Objective: To study the demographic profile and outcomes of pediatric trauma victims.
Methods: A prospective observational study was performed at a secondary care centre in urban India over 15 months. Permission from the local ethics body was obtained prior to the commencement of the study. Children under the age of 12 years admitted with trauma to the General Surgical department were included. Demographic data, history of events leading to trauma, clinical findings and treatment were recorded. Pediatric Trauma Score (PTS), Functional Independence Measure (FIM) and Pediatric Quality of Life Index (PQLI) were used to assess the outcomes.

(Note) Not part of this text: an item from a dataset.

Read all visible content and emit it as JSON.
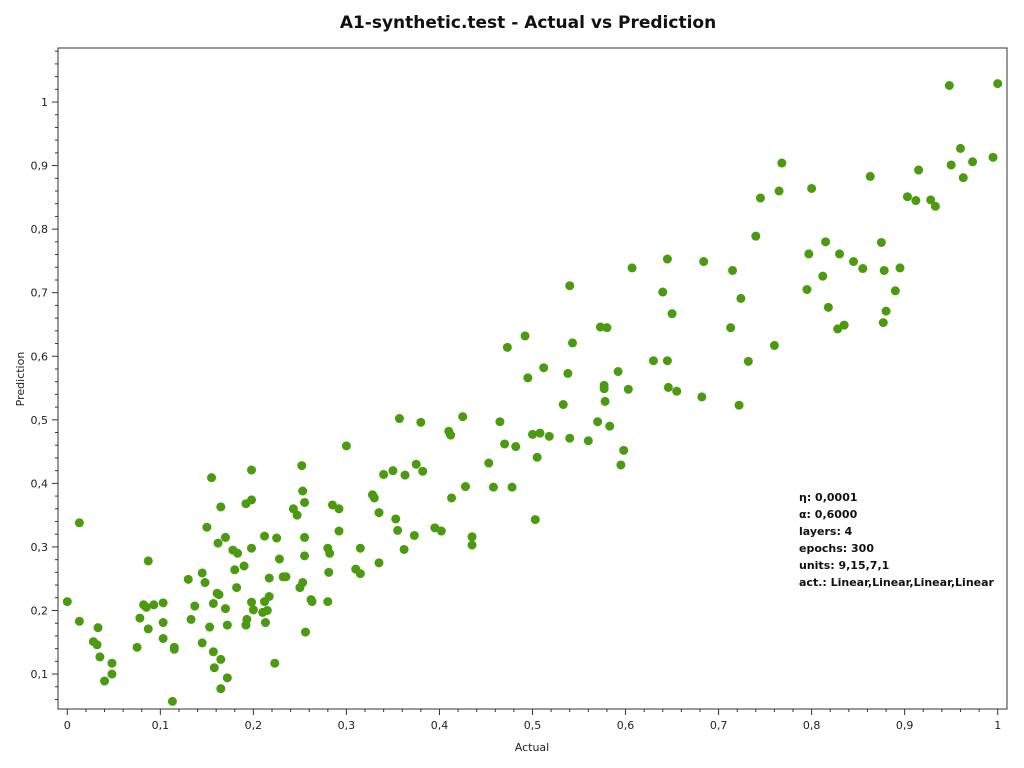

Results: A total of 178 patients were included in the study. Preschool age group (3-5 years) (45%) was the most commonly affected. Majority of traumas occurred at home (75%). These homes were informal slum houses where children stayed in lofts. Fall from height (49%) due to fall from lofts (44%) was observed to be the most common mode of injury at home. Majority of patients had minor trauma with PTS (9-12) presenting with head injury (88%). However, only 35% had positive radiologic findings. There was a significant difference in PQLI of all patients and in FIM of preschool age group patients, irrespective of severity of trauma before admission and at one month of follow up.
Conclusion: Child’s home was found as the most common site of trauma. Physical, psychosocial and cognitive impairment were seen in all pediatric trauma patients and functional impairment was seen mainly in preschool age. Majority of pediatric injuries are preventable.